The Scottish actor Peter Mullan, who took Cannes by storm when he played a recovering drunk trying to make good in Ken Loach’s My Name Is Joe, has turned director with a likably odd paean to mother-worship, set in the tough streets of his hometown of Glasgow. In Orphans, four nominally adult Scottish siblings, mourning the death of their beloved mum, split up and roam the city during the night between her death and her funeral, losing whatever slender grip they may have had on their already screwed-up lives.

Mullan has placed an imminent storm on the agenda and furnished each sibling with a prop designed to up the ante of the night‘s events. (He’s gilding the lily rather: In Glasgow‘s inner city, a brawling, warm-hearted cross between Mean Streets and Our Town where people rough each other up and then stop to pick up the pieces, you need only step out the front door and colorful stuff will happen.) Michael (Douglas Henshall), a shipyard worker separated from his wife and two children, sports a stab wound from a pub fight. His younger brother, John (Stephen McCole), a college boy itching to slide off the rails, runs amok with a gun that his mad cousin has provided to avenge the stabbing. Their sister, Sheila (Rosemarie Stevenson), has cerebral palsy and is confined to a wheelchair, while the eldest brother, Thomas (Gary Lewis), cocooned in unbearable sanctimony and a ferocious determination to guard his mother’s coffin through the night no matter what comes down around him, holds himself mulishly aloof from the others.

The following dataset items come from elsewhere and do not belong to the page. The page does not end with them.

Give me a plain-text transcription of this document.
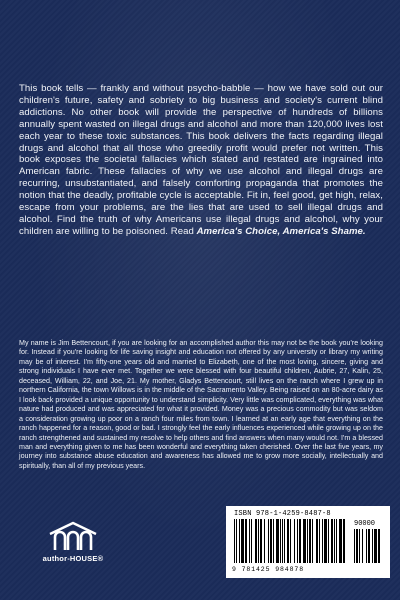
This book tells — frankly and without psycho-babble — how we have sold out our children's future, safety and sobriety to big business and society's current blind addictions. No other book will provide the perspective of hundreds of billions annually spent wasted on illegal drugs and alcohol and more than 120,000 lives lost each year to these toxic substances. This book delivers the facts regarding illegal drugs and alcohol that all those who greedily profit would prefer not written. This book exposes the societal fallacies which stated and restated are ingrained into American fabric. These fallacies of why we use alcohol and illegal drugs are recurring, unsubstantiated, and falsely comforting propaganda that promotes the notion that the deadly, profitable cycle is acceptable. Fit in, feel good, get high, relax, escape from your problems, are the lies that are used to sell illegal drugs and alcohol. Find the truth of why Americans use illegal drugs and alcohol, why your children are willing to be poisoned. Read America's Choice, America's Shame.

My name is Jim Bettencourt, if you are looking for an accomplished author this may not be the book you're looking for. Instead if you're looking for life saving insight and education not offered by any university or library my writing may be of interest. I'm fifty-one years old and married to Elizabeth, one of the most loving, sincere, giving and strong individuals I have ever met. Together we were blessed with four beautiful children, Aubrie, 27, Kalin, 25, deceased, William, 22, and Joe, 21. My mother, Gladys Bettencourt, still lives on the ranch where I grew up in northern California, the town Willows is in the middle of the Sacramento Valley. Being raised on an 80-acre dairy as I look back provided a unique opportunity to understand simplicity. Very little was complicated, everything was what nature had produced and was appreciated for what it provided. Money was a precious commodity but was seldom a consideration growing up poor on a ranch four miles from town. I learned at an early age that everything on the ranch happened for a reason, good or bad. I strongly feel the early influences experienced while growing up on the ranch strengthened and sustained my resolve to help others and find answers when many would not. I'm a blessed man and everything given to me has been wonderful and everything taken cherished. Over the last five years, my journey into substance abuse education and awareness has allowed me to grow more socially, intellectually and spiritually, than all of my previous years.

author-HOUSE®
ISBN 978-1-4259-8487-8
90000
9 781425 984878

As an actor, Mullan has worked both ends of the British film scene, with earnest old-school realists like Loach and cheeky young stylists like Danny Boyle (in Trainspotting). He‘s obviously been taking careful notes. Orphans begins with the still-life solemnity of a Terence Davies period piece, but the mood quickly breaks into antic black comedy, though with none of the hip, fuck-you glee of Trainspotting, and with an edge of hard-nosed sympathy. Where Mullan is self-consciously cinematic, it’s less to show off his form than to make a point. In one scene, almost inadvertently beautiful, the camera pans from a man slowly dying of a gunshot wound to two small boys gazing on impassively, while the voice of Billy Connolly, then a scabrous Glasgow standup comedian, gabbling one of his monologues, crackles off the car radio.

Inevitably, the four siblings will move through the stew of brutality and kindness of their night on the town toward some kind of redemption. Yet Orphans is — perhaps deliberately — psychologically undercooked. Since we meet the deceased mother only briefly, as a voice inside her children‘s heads murmuring the standard soothing nothings that brought them comfort in their youth, it’s not clear why they‘re so umbilically connected to her. Nor does it become clear, for Orphans is less a study of four wounded characters detached from their life support than a parable of Glasgow life at its feverish, foul-mouthed finest. Or it would be, had not those responsible for subtitling the movie for American audiences (a necessary step, for Glaswegian is practically a language of its own, so extreme are its cadences and creative mutations of standard English) taken the idiotic step of vacuuming out all the filth. This is rather like removing all the fucks from a David Mamet play. There’s no poetry left, no sense of time or place, and precious little meaning. Thus the incisive rant of a pub drunk, “I love every cunt,” becomes “I love everyone.” I can only imagine that Mullan was not told that his dialogue would be bowdlerized beyond recognition, and that he is sitting somewhere with his head in his hands, cursing the priggish Yanks who ruined his first feature.